Thompson knew that his entering this by-now notorious case would arouse a great deal of hostility in State Street legal circles, and he persuaded his friend of many years, Arthur Dehon Hill, to come in with him so that, as he explained, he would have an associate he could talk with more frankly than he could with Moore. Hill, a lawyer who had once been corporation counsel of the City of Boston, was a more integral State Street figure than Thompson, who—like Judge Thayer—had been brought up in Worcester and was a Bostonian merely by attrition. Although fortuitously born in Paris, Hill was an inbred Bostonian whose perspective was limited by the familiar triangle of Beacon Hill, the Harvard Yard, and the North Shore.
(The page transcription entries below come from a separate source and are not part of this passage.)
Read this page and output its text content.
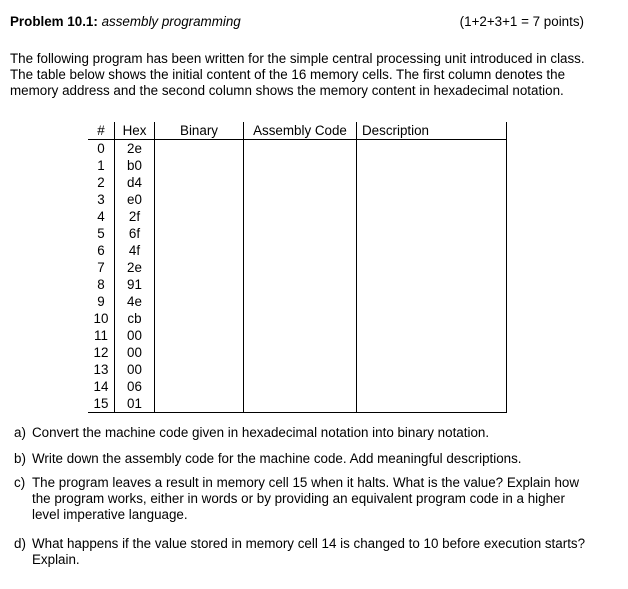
Problem 10.1: assembly programming	(1+2+3+1 = 7 points)

The following program has been written for the simple central processing unit introduced in class. The table below shows the initial content of the 16 memory cells. The first column denotes the memory address and the second column shows the memory content in hexadecimal notation.

#	Hex	Binary	Assembly Code	Description
0	2e			
1	b0			
2	d4			
3	e0			
4	2f			
5	6f			
6	4f			
7	2e			
8	91			
9	4e			
10	cb			
11	00			
12	00			
13	00			
14	06			
15	01			
a) Convert the machine code given in hexadecimal notation into binary notation.
b) Write down the assembly code for the machine code. Add meaningful descriptions.
c) The program leaves a result in memory cell 15 when it halts. What is the value? Explain how the program works, either in words or by providing an equivalent program code in a higher level imperative language.
d) What happens if the value stored in memory cell 14 is changed to 10 before execution starts? Explain.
Like so many Boston lawyers who moved securely in their dimly lit world of irrevocable trusts, he was cadaverous—as if his blood stream had by some subtle osmosis absorbed the dried leather of a century’s Massachusetts Reports. Even as a Harvard undergraduate he looked as if he had never been young. Yet this secure, aloof lawyer who appeared so typical of his caste was not wholly typical. There was something more to him, a quality of fiat justitia that went beyond Beacon Hill. In the 1912 Bull Moose campaign he had come out for Theodore Roosevelt, a rejection of the Boston norm. When Thompson first asked him to enter the Sacco-Vanzetti case, he was reluctant. Although he had a poor opinion of the garrulous Thayer he thought well of Katzmann, whom he had known for a number of years.